Higher Education in the West . Influenced by revivals of the Second Great Awakening, which engulfed the eastern United States from 1800 through 1860, Protestant denominations competed in founding colleges in the West. Proposed to spread denominational doctrines and to train ministers, these small, often struggling, institutions proliferated. Simultaneously, Catholics founded many parochial institutions. Other educational reformers greatly admired the state-supported secular plan that Thomas Jefferson introduced in the University of Virginia in 1819. Funded by the state and directed by a board of visitors confirmed by the legislature, Jefferson’s university was completely separated from religious influence and offered instruction in the ancient and modern languages, mathematics, natural history, moral philosophy, medicine, and law.
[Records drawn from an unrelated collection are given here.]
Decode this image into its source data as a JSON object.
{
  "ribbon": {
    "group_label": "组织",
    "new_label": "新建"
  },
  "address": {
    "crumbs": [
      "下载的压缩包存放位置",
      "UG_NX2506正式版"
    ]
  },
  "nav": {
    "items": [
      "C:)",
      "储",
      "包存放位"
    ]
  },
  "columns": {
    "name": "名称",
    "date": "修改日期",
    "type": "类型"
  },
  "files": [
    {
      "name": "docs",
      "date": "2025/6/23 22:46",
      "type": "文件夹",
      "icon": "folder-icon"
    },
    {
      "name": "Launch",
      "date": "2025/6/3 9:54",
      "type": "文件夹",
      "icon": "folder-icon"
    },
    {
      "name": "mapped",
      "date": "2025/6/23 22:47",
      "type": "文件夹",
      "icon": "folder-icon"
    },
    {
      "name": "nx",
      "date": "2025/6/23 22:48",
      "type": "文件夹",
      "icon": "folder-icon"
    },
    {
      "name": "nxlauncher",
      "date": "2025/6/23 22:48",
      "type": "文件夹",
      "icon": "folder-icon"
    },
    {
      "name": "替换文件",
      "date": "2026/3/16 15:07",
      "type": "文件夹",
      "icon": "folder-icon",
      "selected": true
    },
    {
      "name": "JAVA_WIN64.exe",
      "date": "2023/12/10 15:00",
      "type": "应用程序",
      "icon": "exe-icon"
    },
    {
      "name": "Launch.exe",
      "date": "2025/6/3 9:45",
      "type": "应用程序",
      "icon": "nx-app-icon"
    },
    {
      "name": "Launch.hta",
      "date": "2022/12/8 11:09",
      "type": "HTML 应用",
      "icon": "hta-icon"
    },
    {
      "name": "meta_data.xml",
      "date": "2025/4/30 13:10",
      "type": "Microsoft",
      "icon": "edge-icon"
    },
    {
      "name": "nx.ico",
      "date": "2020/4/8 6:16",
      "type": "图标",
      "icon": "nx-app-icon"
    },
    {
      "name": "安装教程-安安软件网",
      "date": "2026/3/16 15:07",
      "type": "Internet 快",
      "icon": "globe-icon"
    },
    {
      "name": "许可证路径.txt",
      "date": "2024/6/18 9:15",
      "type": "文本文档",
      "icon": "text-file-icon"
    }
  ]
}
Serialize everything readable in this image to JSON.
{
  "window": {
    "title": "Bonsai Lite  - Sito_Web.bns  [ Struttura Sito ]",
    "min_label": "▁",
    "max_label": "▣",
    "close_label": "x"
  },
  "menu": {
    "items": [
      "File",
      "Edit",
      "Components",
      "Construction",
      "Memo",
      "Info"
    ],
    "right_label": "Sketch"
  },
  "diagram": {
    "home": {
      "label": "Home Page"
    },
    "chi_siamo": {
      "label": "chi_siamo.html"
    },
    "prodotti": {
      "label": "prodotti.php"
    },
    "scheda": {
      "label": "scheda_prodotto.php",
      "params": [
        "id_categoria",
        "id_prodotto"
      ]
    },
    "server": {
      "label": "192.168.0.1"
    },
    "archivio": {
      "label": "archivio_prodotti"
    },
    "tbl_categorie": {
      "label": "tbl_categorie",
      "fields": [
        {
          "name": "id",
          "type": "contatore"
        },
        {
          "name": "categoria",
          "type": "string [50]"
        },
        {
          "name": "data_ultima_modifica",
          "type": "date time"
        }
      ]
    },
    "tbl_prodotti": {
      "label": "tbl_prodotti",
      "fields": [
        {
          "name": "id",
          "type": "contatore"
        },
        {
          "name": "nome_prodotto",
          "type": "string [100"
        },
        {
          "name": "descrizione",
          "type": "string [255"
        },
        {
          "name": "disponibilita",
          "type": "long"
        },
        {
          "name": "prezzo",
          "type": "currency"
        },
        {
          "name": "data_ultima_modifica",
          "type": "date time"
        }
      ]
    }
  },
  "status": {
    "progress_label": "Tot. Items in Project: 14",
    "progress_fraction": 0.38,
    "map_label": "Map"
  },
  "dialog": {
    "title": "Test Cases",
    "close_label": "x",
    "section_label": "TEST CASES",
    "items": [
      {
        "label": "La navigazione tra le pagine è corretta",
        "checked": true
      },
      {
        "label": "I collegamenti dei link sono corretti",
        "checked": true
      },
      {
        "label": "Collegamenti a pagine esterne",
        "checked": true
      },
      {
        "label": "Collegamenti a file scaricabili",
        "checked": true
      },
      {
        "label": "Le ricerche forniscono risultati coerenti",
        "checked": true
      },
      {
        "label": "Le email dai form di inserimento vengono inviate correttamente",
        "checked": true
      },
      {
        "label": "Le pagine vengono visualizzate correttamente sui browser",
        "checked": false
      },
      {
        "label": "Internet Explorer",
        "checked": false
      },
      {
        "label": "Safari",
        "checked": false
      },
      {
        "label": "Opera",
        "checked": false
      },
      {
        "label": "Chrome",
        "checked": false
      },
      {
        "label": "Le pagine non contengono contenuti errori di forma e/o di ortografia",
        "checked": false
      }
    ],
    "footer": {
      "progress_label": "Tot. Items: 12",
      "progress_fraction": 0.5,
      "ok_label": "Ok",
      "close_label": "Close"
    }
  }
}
In the 1820s this plan was greatly admired by individuals in Tennessee and Kentucky who hoped to build similar institutions. These and other plans were thwarted, however, when sectarian interests sought control over education and farmers resisted paying taxes for institutions they feared would create an elite upper class. Secular interests prevailed, however, in Michigan, where the state university, founded in 1837, closely followed the Jeffersonian ideal and became the model for other western states.